Submitted by melev on Thu, 10/26/2017 - 02:33
Tiny pods scurring about our tank are sometimes problematic, but not these guys. These are Mysid shrimp, which are very small and rather translucent. For a comparison, please note the size of the grains of sand in this image. Wrasses, mandarins and more would be happy to snack upon these little morsels of food. These appeared recently in my tank and may exist in my refugium, and this is the best picture I can get. Reef-safe.
Submitted by melev on Thu, 10/26/2017 - 02:19
The only predator that you have to be concerned about for plating Montipora sp. are Montipora eating Nudibranchs. They are very very small, and typically white. You may see what appears to be microscopic grains of white rice piled up in a spot, and these are probably nudibranchs if they don't blow off like grains of sand. The nudibranchs lay their eggs on the underside of the coral, and as soon as they hatch they'll feed on the live tissue of the colony. I had an outbreak in my propagation tank that grew out of control in no time.
Submitted by melev on Thu, 10/26/2017 - 02:02
The workhorse of algae grazers, the Mexican Turbo Snail can be quite the bulldozer as it works its way through corals and rockwork to devour nuisance algae. They are good workers, but can knock things over as they move to the next spot. Be prepared to pick up frags daily, or putty them securely into the aquascaping to keep them in place. These snails are about the size of a golf ball.
Known to eat Cotton Candy algae as well.
Submitted by melev on Thu, 10/26/2017 - 01:27
Keyhole Limpets move about the reef, substrate and even glass. Their body is protected by a cone-like shell that has a small hole at the apex or top. When extended, some display a delicate lace-like fringe or skirt. I have had a few of these over the years, and usually they are about .75" to 1.5" in size. Many babies about 1/8" appear in the sump, refugium and plumbing. Reef-safe.
Submitted by melev on Thu, 10/26/2017 - 00:26
"Pods are good" or "your tank needs pods." So what are they? They are tiny little bugs running around on your rockwork, on the glass and in micro / macro algae. Usually people see amphipods in their system, which are small and look a little like tiny shrimp. Even smaller are the above, which resemble opaque ants. This Isopod may be food to many fish, including wrasses. Usually these tiny guys hitchhike in on LR or corals, and in a predator-free zone they are quite interesting to observe. Reef-safe.
Submitted by melev on Wed, 10/25/2017 - 21:05
This Fleshy Limpet came in as a hitchhiker with some corals, and was simply stunning. It is very similar to the Keyhole Limpet, except for the soft meaty skirt that was extended as seen above. It only lived a few days in my frag tank, and I don't know why it died to be honest. Maybe it couldn't handle the intense lighting or the temperature of the water, but it really was a beautiful creature.
Submitted by melev on Wed, 10/25/2017 - 20:43
The Fighting Conch is an excellent sand sifter for DSB tanks.
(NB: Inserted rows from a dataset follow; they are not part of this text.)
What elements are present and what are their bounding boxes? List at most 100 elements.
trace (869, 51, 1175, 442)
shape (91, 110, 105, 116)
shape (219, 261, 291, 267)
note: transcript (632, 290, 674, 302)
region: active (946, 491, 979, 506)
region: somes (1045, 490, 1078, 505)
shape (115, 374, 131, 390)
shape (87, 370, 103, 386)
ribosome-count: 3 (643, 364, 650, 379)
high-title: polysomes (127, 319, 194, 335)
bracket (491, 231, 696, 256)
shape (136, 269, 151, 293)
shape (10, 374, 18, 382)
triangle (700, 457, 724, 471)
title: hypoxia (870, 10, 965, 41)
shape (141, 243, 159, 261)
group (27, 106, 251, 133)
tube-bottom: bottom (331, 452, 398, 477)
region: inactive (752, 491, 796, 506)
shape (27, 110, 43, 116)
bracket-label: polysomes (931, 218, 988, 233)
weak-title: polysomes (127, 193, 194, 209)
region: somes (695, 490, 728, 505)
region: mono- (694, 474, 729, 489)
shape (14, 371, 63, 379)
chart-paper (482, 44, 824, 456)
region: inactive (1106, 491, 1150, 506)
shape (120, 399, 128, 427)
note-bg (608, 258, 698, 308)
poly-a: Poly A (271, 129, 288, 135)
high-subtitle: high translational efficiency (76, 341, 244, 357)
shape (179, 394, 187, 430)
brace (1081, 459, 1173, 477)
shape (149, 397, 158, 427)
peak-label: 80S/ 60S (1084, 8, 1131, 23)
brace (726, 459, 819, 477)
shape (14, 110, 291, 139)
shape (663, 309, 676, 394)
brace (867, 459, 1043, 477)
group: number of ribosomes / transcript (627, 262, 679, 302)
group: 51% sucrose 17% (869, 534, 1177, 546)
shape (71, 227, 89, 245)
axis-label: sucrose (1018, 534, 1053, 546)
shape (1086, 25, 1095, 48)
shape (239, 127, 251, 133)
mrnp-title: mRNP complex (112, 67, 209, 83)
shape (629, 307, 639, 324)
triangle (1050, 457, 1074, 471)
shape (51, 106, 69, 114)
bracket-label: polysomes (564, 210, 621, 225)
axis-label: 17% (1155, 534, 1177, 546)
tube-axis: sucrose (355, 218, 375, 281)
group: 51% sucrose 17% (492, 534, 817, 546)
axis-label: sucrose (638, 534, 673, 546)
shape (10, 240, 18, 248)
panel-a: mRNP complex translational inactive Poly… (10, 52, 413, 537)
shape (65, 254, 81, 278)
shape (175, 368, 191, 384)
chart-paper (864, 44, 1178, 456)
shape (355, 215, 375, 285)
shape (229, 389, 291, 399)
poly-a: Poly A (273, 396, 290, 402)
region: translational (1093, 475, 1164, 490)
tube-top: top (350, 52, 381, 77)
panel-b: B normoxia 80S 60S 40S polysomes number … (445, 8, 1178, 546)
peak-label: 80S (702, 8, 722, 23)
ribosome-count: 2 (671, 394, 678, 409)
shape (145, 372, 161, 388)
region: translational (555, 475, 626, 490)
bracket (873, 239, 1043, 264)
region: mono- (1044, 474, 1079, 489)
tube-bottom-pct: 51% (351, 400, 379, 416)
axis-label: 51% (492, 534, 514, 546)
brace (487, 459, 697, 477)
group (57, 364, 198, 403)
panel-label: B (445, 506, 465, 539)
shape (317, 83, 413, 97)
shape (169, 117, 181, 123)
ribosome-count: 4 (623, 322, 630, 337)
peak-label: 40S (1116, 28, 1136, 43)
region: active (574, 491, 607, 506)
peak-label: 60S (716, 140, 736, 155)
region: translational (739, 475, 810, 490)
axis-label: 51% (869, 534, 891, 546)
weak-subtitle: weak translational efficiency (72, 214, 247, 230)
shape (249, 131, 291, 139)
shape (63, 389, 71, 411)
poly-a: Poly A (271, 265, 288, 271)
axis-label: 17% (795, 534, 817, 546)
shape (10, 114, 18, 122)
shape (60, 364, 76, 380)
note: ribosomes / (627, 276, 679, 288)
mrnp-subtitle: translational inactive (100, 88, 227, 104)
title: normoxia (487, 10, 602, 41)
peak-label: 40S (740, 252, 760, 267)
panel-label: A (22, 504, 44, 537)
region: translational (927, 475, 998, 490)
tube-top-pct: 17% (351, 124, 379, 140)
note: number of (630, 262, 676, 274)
It doesn't grow as fast as the Queen Conch, but each one needs two square feet of sandy surface area to get enough to eat. On occasion it will bury itself completely in the sand to where one eye stalk is all you can see, and may not resurface for weeks. This is normal, and perhaps that is its growing period. They jump quite high with a very powerful foot. The snout extends across sand and glass, but never on the rockwork.